Sociology: helping us move beyond common sense (and individualistic) understandings of the world

This overview of the recent book Everything is Obvious Once You Know the Answer: How Common Sense Fails Us does a decent job in explaining why sociology helps us move beyond common sense understandings of the world:

This thought-provoking book challenges the universal belief that management decisions based on common sense – rooted in best practices, hunches and experiences – often lead to the best outcomes.  According to the book, the reality ends up being quite different.  Relying too much on common sense often leads well-intentioned and intelligent people to make poor strategic and tactical decisions in areas such as capital investments, product introductions, new market entry and advertising decisions.

Watt’s supposition is that people give too much credence to their prior and accumulated experiences, history in general and what they perceive as best practices when making decisions.  According to the research, a person’s common sense is faulty for a number of reasons:  it contains intrinsic bias; it is based on unproven or wrong assumptions and; it is too difficult to deduce clear-cut conclusions and action steps from an environment that is overly complex or unclear…

Relying on common sense for decisions or to make predictions has dangerous implications.  For one thing, reality is usually very different from what was first imagined.  The future is quite complex and rarely reflects the same conditions that earlier decisions were based on.  As a result, it is highly unlikely positive outcomes will repeat themselves if the individual relies solely on history.  In my consulting experience,  the higher degree of uncertainty around a decision or potential outcome, the more likely senior executives will rely on subjective criteria like common sense or best practices as a basis for decision making.
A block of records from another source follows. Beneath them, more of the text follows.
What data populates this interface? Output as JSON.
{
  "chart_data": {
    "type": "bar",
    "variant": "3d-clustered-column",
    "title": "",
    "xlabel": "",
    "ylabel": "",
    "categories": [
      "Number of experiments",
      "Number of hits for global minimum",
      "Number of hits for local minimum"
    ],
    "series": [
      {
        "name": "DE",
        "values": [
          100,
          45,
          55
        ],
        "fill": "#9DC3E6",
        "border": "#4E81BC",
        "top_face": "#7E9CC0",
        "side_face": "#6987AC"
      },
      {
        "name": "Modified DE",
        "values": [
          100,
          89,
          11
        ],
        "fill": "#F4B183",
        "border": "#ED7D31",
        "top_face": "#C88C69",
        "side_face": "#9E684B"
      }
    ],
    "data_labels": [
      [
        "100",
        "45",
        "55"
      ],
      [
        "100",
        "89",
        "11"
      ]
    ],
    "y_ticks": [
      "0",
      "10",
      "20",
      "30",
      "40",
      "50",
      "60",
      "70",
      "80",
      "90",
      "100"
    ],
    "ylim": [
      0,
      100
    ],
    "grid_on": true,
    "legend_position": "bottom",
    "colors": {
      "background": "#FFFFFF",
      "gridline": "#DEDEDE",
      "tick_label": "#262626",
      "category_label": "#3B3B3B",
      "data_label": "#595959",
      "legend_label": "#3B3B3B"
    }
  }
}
I’ve made a similar argument to students: we tend to operate on a day-to-day basis by seeing things in terms of how we have seen or experienced them before. We make patterns out of things (we are pattern-making creatures) that have happened to us regardless of the amount of information to back up our conclusions. New information is then filtered through these older constructs. When confronted with new information that doesn’t “fit,” we have to ignore it, fit it into our old constructs, or develop new constructs.

Thinking sociologically means that we move beyond this individualistic level in a couple of ways:

1. We try to take a broad overview, recognizing that the world is complicated and many things are related. Instead of just thinking about how something affects us, we look at how systems are connected and social processes take place. The question is more “how does the whole affect the individual” rather than “how does the individual fit within the whole.”
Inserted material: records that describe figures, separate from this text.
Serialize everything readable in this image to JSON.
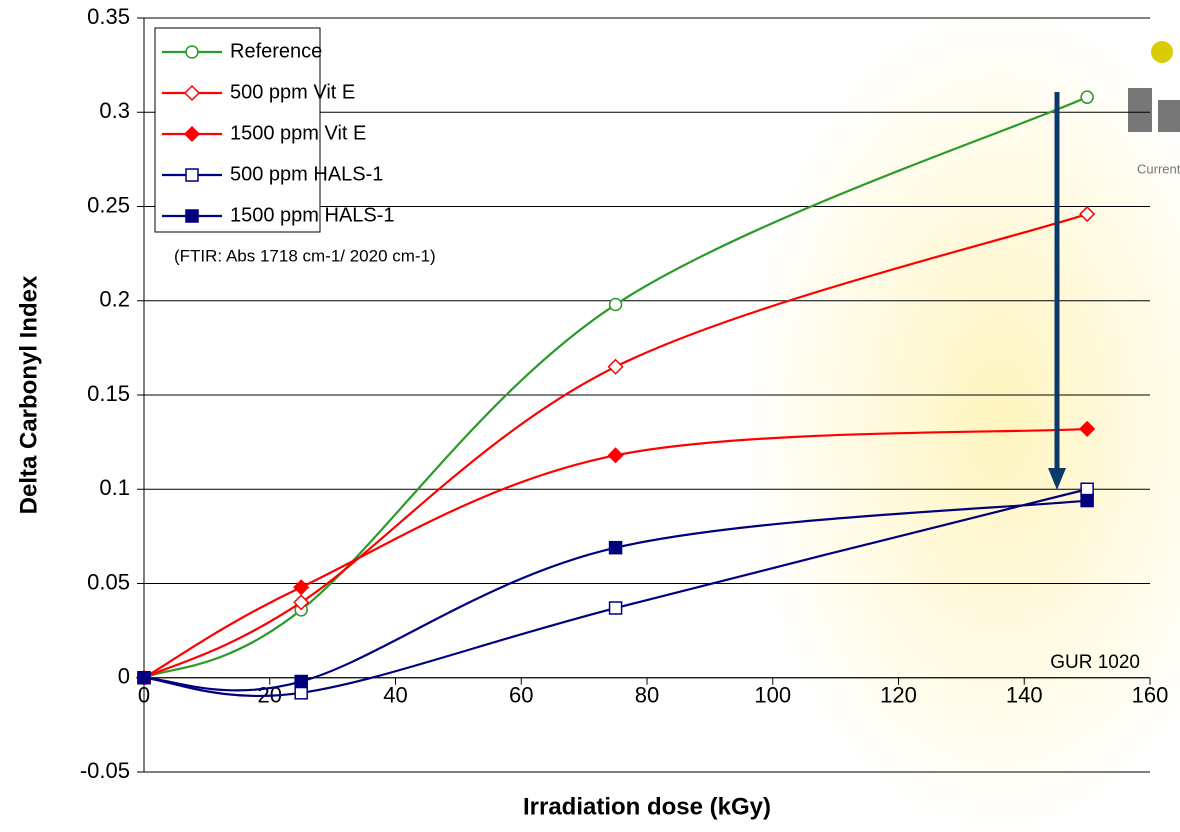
{
  "chart_data": {
    "type": "line",
    "x_label": "Irradiation dose (kGy)",
    "y_label": "Delta Carbonyl Index",
    "x": [
      0,
      25,
      75,
      150
    ],
    "series": [
      {
        "name": "Reference",
        "color": "#2a9a2a",
        "marker": "circle-open",
        "values": [
          0,
          0.036,
          0.198,
          0.308
        ]
      },
      {
        "name": "500 ppm Vit E",
        "color": "#ff0000",
        "marker": "diamond-open",
        "values": [
          0,
          0.04,
          0.165,
          0.246
        ]
      },
      {
        "name": "1500 ppm Vit E",
        "color": "#ff0000",
        "marker": "diamond-filled",
        "values": [
          0,
          0.048,
          0.118,
          0.132
        ]
      },
      {
        "name": "500 ppm HALS-1",
        "color": "#00007f",
        "marker": "square-open",
        "values": [
          0,
          -0.008,
          0.037,
          0.1
        ]
      },
      {
        "name": "1500 ppm HALS-1",
        "color": "#00007f",
        "marker": "square-filled",
        "values": [
          0,
          -0.002,
          0.069,
          0.094
        ]
      }
    ],
    "xlim": [
      0,
      160
    ],
    "xticks": [
      0,
      20,
      40,
      60,
      80,
      100,
      120,
      140,
      160
    ],
    "ylim": [
      -0.05,
      0.35
    ],
    "yticks": [
      -0.05,
      0,
      0.05,
      0.1,
      0.15,
      0.2,
      0.25,
      0.3,
      0.35
    ],
    "grid": true,
    "legend": "upper left",
    "annotations": [
      "(FTIR: Abs 1718 cm-1/ 2020 cm-1)",
      "GUR 1020"
    ],
    "logo_text": "Current"
  }
}
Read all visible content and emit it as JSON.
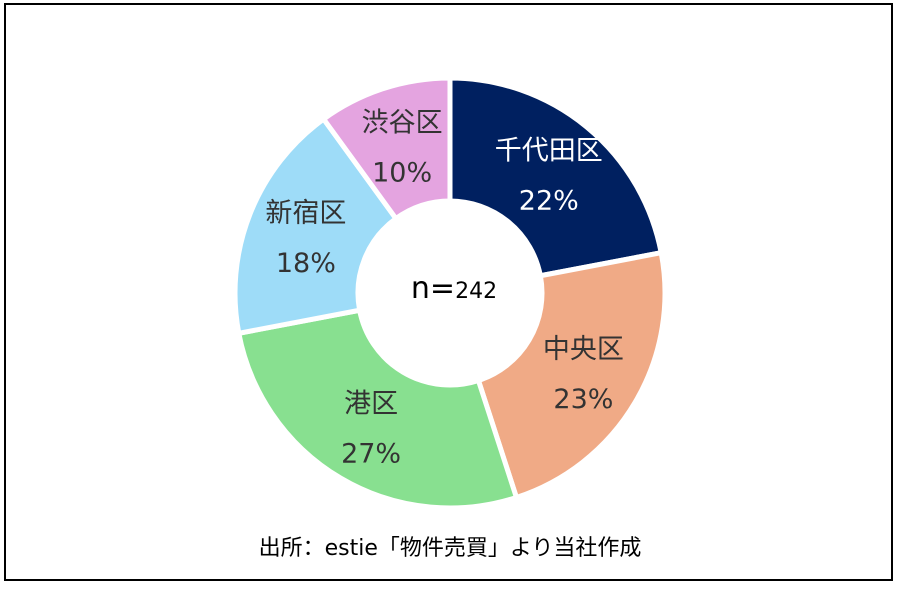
{
  "chart_data": {
    "type": "pie",
    "style": "donut",
    "center_label": {
      "prefix": "n=",
      "value": "242"
    },
    "slices": [
      {
        "name": "千代田区",
        "value": 22,
        "label": "22%",
        "color": "#002060",
        "text_color": "#ffffff"
      },
      {
        "name": "中央区",
        "value": 23,
        "label": "23%",
        "color": "#f0aa86",
        "text_color": "#333333"
      },
      {
        "name": "港区",
        "value": 27,
        "label": "27%",
        "color": "#88e090",
        "text_color": "#333333"
      },
      {
        "name": "新宿区",
        "value": 18,
        "label": "18%",
        "color": "#9edcf8",
        "text_color": "#333333"
      },
      {
        "name": "渋谷区",
        "value": 10,
        "label": "10%",
        "color": "#e4a4e0",
        "text_color": "#333333"
      }
    ]
  },
  "source_note": "出所：estie「物件売買」より当社作成"
}
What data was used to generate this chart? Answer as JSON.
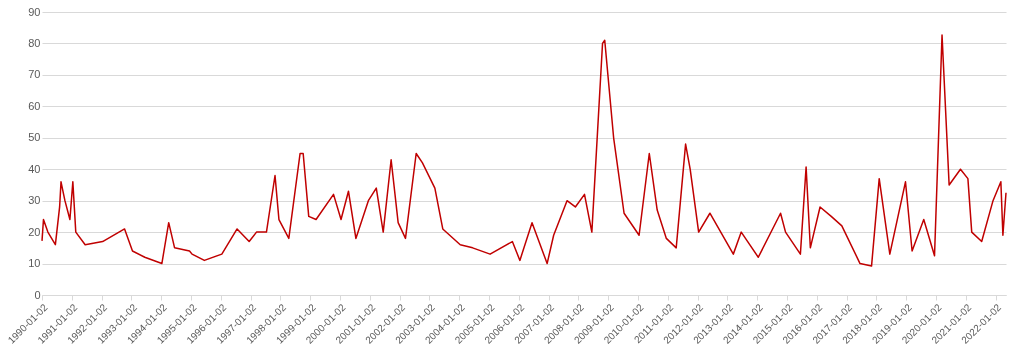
{
  "chart_data": {
    "type": "line",
    "x": [
      "1990-01-02",
      "1990-01-20",
      "1990-03-15",
      "1990-06-15",
      "1990-08-06",
      "1990-08-23",
      "1990-10-10",
      "1990-12-10",
      "1991-01-15",
      "1991-02-20",
      "1991-06-15",
      "1992-01-15",
      "1992-10-10",
      "1993-01-15",
      "1993-06-15",
      "1994-01-10",
      "1994-04-04",
      "1994-06-15",
      "1994-12-15",
      "1995-01-15",
      "1995-06-15",
      "1996-01-15",
      "1996-07-20",
      "1996-12-15",
      "1997-03-15",
      "1997-07-15",
      "1997-10-28",
      "1997-12-15",
      "1998-04-15",
      "1998-08-31",
      "1998-10-08",
      "1998-12-15",
      "1999-03-15",
      "1999-10-15",
      "2000-01-15",
      "2000-04-15",
      "2000-07-15",
      "2000-12-15",
      "2001-03-22",
      "2001-06-15",
      "2001-09-20",
      "2001-12-15",
      "2002-03-15",
      "2002-07-24",
      "2002-10-09",
      "2003-03-10",
      "2003-06-15",
      "2004-01-15",
      "2004-06-15",
      "2005-01-15",
      "2005-10-15",
      "2006-01-15",
      "2006-06-13",
      "2006-12-15",
      "2007-03-05",
      "2007-08-16",
      "2007-11-26",
      "2008-03-17",
      "2008-06-15",
      "2008-10-24",
      "2008-11-20",
      "2009-03-09",
      "2009-07-15",
      "2010-01-15",
      "2010-05-20",
      "2010-08-25",
      "2010-12-15",
      "2011-04-15",
      "2011-08-08",
      "2011-10-03",
      "2012-01-15",
      "2012-06-01",
      "2013-03-15",
      "2013-06-20",
      "2014-01-15",
      "2014-10-15",
      "2014-12-15",
      "2015-06-15",
      "2015-08-24",
      "2015-10-15",
      "2016-02-11",
      "2016-06-27",
      "2016-11-04",
      "2017-06-15",
      "2017-11-03",
      "2018-02-05",
      "2018-06-15",
      "2018-12-24",
      "2019-03-15",
      "2019-08-05",
      "2019-12-15",
      "2020-03-16",
      "2020-06-11",
      "2020-10-28",
      "2021-01-27",
      "2021-03-15",
      "2021-07-15",
      "2021-12-01",
      "2022-03-07",
      "2022-04-01",
      "2022-05-09"
    ],
    "series": [
      {
        "color": "#c00000",
        "values": [
          17.2,
          24,
          20,
          16,
          28,
          36,
          30,
          24,
          36,
          20,
          16,
          17,
          21,
          14,
          12,
          10,
          23,
          15,
          14,
          13,
          11,
          13,
          21,
          17,
          20,
          20,
          38,
          24,
          18,
          45,
          45,
          25,
          24,
          32,
          24,
          33,
          18,
          30,
          34,
          20,
          43,
          23,
          18,
          45,
          42,
          34,
          21,
          16,
          15,
          13,
          17,
          11,
          23,
          10,
          19,
          30,
          28,
          32,
          20,
          80,
          81,
          50,
          26,
          19,
          45,
          27,
          18,
          15,
          48,
          40,
          20,
          26,
          13,
          20,
          12,
          26,
          20,
          13,
          40.7,
          15,
          28,
          25,
          22,
          10,
          9.2,
          37,
          13,
          36,
          14,
          24,
          12.5,
          82.7,
          35,
          40,
          37,
          20,
          17,
          30,
          36,
          19,
          32.5
        ]
      }
    ],
    "xlim": [
      "1990-01-02",
      "2022-05-09"
    ],
    "xticks": [
      "1990-01-02",
      "1991-01-02",
      "1992-01-02",
      "1993-01-02",
      "1994-01-02",
      "1995-01-02",
      "1996-01-02",
      "1997-01-02",
      "1998-01-02",
      "1999-01-02",
      "2000-01-02",
      "2001-01-02",
      "2002-01-02",
      "2003-01-02",
      "2004-01-02",
      "2005-01-02",
      "2006-01-02",
      "2007-01-02",
      "2008-01-02",
      "2009-01-02",
      "2010-01-02",
      "2011-01-02",
      "2012-01-02",
      "2013-01-02",
      "2014-01-02",
      "2015-01-02",
      "2016-01-02",
      "2017-01-02",
      "2018-01-02",
      "2019-01-02",
      "2020-01-02",
      "2021-01-02",
      "2022-01-02"
    ],
    "ylim": [
      0,
      90
    ],
    "yticks": [
      0,
      10,
      20,
      30,
      40,
      50,
      60,
      70,
      80,
      90
    ],
    "grid": "y",
    "line_style": "solid"
  }
}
2. Conclusions should be based on data that is collected and analyzed in ways that minimize individual level bias. Though we often are unable to create perfect models or understanding, we can make good estimates.

I may have to try out this description with my students to see what they think.

Venkatesh discusses five myths about prostitution

Sociologist Sudhir Venkatesh quickly dissects five myths regarding prostitution. Here are the myths: “prostitution is an alleyway business,” “men visit sex workers for sex,” “most prostitutes are addicted to drugs or were abused as children,” “prostitutes and police are enemies,” and “closing Craigslist’s “adult services” section will significantly affect the sex trade.”

Two quick thoughts:

1. It is difficult to tackle a social problem if people don’t know what is really going on. If Venkatesh is right about the role of Craigslist, then lawmakers and officials are just dealing with symptoms of the problem.

2. One common argument against the need to study sociology is that everything about the social world is “just common sense.” Venkatesh is suggesting based on research of his own and from others that much of the accepted wisdom about prostitution is inaccurate.